Volume 111, Issue 1, Pages 69–76
Temeka Zore, M.D., Lindsay L. Kroener, M.D., Chunmin Wang, Ph.D., Lian Liu, M.D., Richard Buyalos, M.D., Gary Hubert, M.D., Mousa Shamonki, M.D.
To evaluate the impact of segmental mosaicism on pregnancy outcomes from the transfer of embryos previously designated as euploid.
Retrospective cohort analysis.
Single, private, high-volume fertility center.
Three hundred and twenty-seven women who underwent 377 frozen single euploid embryo transfers.
Trophectoderm biopsy of embryos cultured to the blastocyst stage, where all transferred embryos were designated euploid by high-density oligonucleotide array comparative genomic hybridization (aCGH); after ascertaining all outcomes, revaluation of aCGH results for evidence of segmental mosaicism (defined as mosaicism on a portion of a chromosome).
Main Outcome Measure(s)
Live-birth rate and spontaneous abortion rate.
Of the 377 embryos transferred, 357 were euploid with no mosaicism, and 20 embryos had segmental mosaicism. Segmental mosaics had a statistically significantly lower live-birth rate compared with euploid controls (30.0% vs. 53.8%).

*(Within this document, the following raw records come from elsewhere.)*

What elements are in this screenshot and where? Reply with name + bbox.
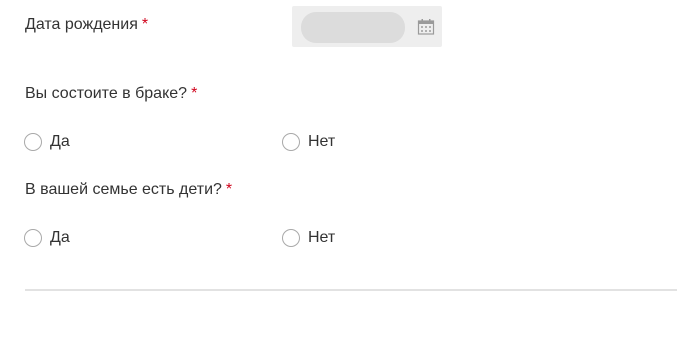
radio-label: Да [50,133,70,150]
calendar-icon[interactable] [417,18,435,36]
radio-label: Нет [308,133,336,150]
married-option-yes[interactable]: Да [24,132,70,152]
required-asterisk: * [225,181,233,198]
birth-date-input[interactable] [301,12,405,43]
birth-date-label: Дата рождения * [25,15,148,35]
married-option-no[interactable]: Нет [282,132,335,152]
required-asterisk: * [141,16,149,33]
radio-button[interactable] [24,229,42,247]
radio-button[interactable] [282,229,300,247]
children-question-text: В вашей семье есть дети? [25,181,222,198]
radio-label: Нет [308,229,336,246]
birth-date-label-text: Дата рождения [25,16,138,33]
section-divider [25,289,677,291]
married-question-text: Вы состоите в браке? [25,85,188,102]
required-asterisk: * [191,85,198,102]
birth-date-field [292,6,442,47]
children-question-label: В вашей семье есть дети? * [25,180,232,200]
radio-button[interactable] [282,133,300,151]
children-option-no[interactable]: Нет [282,228,335,248]
radio-button[interactable] [24,133,42,151]
married-question-label: Вы состоите в браке? * [25,84,197,104]
radio-label: Да [50,229,70,246]
children-option-yes[interactable]: Да [24,228,70,248]
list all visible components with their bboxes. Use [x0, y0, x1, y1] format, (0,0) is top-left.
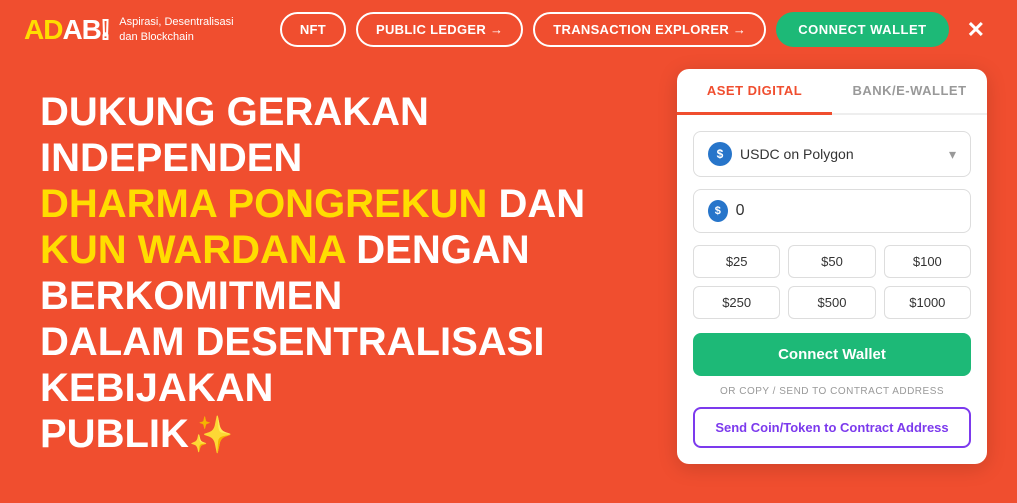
tab-bank-ewallet[interactable]: BANK/E-WALLET: [832, 69, 987, 113]
preset-25[interactable]: $25: [693, 245, 780, 278]
preset-250[interactable]: $250: [693, 286, 780, 319]
hero-line1: DUKUNG GERAKAN INDEPENDEN: [40, 89, 600, 181]
token-selector[interactable]: $ USDC on Polygon ▾: [693, 131, 971, 177]
preset-1000[interactable]: $1000: [884, 286, 971, 319]
chevron-down-icon: ▾: [949, 146, 956, 163]
amount-input-wrapper[interactable]: $: [693, 189, 971, 233]
hero-section: DUKUNG GERAKAN INDEPENDEN DHARMA PONGREK…: [40, 89, 600, 457]
card-body: $ USDC on Polygon ▾ $ $25 $50 $100 $250 …: [677, 115, 987, 464]
amount-usdc-icon: $: [708, 200, 728, 222]
usdc-icon: $: [708, 142, 732, 166]
preset-100[interactable]: $100: [884, 245, 971, 278]
twitter-icon[interactable]: ✕: [959, 13, 993, 47]
amount-input[interactable]: [736, 202, 956, 220]
hero-line2: DHARMA PONGREKUN DAN: [40, 181, 600, 227]
connect-wallet-nav-button[interactable]: CONNECT WALLET: [776, 12, 948, 47]
preset-grid: $25 $50 $100 $250 $500 $1000: [693, 245, 971, 319]
token-select-left: $ USDC on Polygon: [708, 142, 854, 166]
hero-line3: KUN WARDANA DENGAN BERKOMITMEN: [40, 227, 600, 319]
logo-tagline: Aspirasi, Desentralisasi dan Blockchain: [119, 15, 249, 44]
hero-line4: DALAM DESENTRALISASI KEBIJAKAN: [40, 319, 600, 411]
connect-wallet-card-button[interactable]: Connect Wallet: [693, 333, 971, 376]
hero-title: DUKUNG GERAKAN INDEPENDEN DHARMA PONGREK…: [40, 89, 600, 457]
sparkle-icon: ✨: [189, 414, 234, 455]
token-label: USDC on Polygon: [740, 146, 854, 162]
hero-line2-yellow: DHARMA PONGREKUN: [40, 182, 487, 226]
main-nav: NFT PUBLIC LEDGER TRANSACTION EXPLORER C…: [280, 12, 993, 47]
tab-aset-digital[interactable]: ASET DIGITAL: [677, 69, 832, 115]
or-copy-label: OR COPY / SEND TO CONTRACT ADDRESS: [693, 386, 971, 397]
public-ledger-button[interactable]: PUBLIC LEDGER: [356, 12, 523, 47]
logo-area: ADAB! Aspirasi, Desentralisasi dan Block…: [24, 14, 249, 46]
send-token-button[interactable]: Send Coin/Token to Contract Address: [693, 407, 971, 448]
card-tabs: ASET DIGITAL BANK/E-WALLET: [677, 69, 987, 115]
preset-50[interactable]: $50: [788, 245, 875, 278]
preset-500[interactable]: $500: [788, 286, 875, 319]
hero-line2-white: DAN: [487, 182, 585, 226]
donation-card: ASET DIGITAL BANK/E-WALLET $ USDC on Pol…: [677, 69, 987, 464]
nft-button[interactable]: NFT: [280, 12, 346, 47]
transaction-explorer-button[interactable]: TRANSACTION EXPLORER: [533, 12, 766, 47]
logo-adab: ADAB!: [24, 14, 109, 46]
hero-line3-yellow: KUN WARDANA: [40, 228, 345, 272]
hero-line5: PUBLIK✨: [40, 411, 600, 457]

When controlling for age and day of Trophectoderm biopsy, the odds for live birth after transfer of segmental mosaics were reduced by 66% compared with euploid controls (0.34; 95% confidence interval, 0.13–0.92). The spontaneous abortion rate was statistically significantly higher after transfer of segmental mosaics compared with euploid controls (40.0% vs. 18.2%).
Blastocysts with segmental mosaicism have reduced reproductive potential but retain the ability to result in live birth. These results support reporting segmental mosaicism to optimize selection of a single embryo for transfer that will maximize the chance of life birth.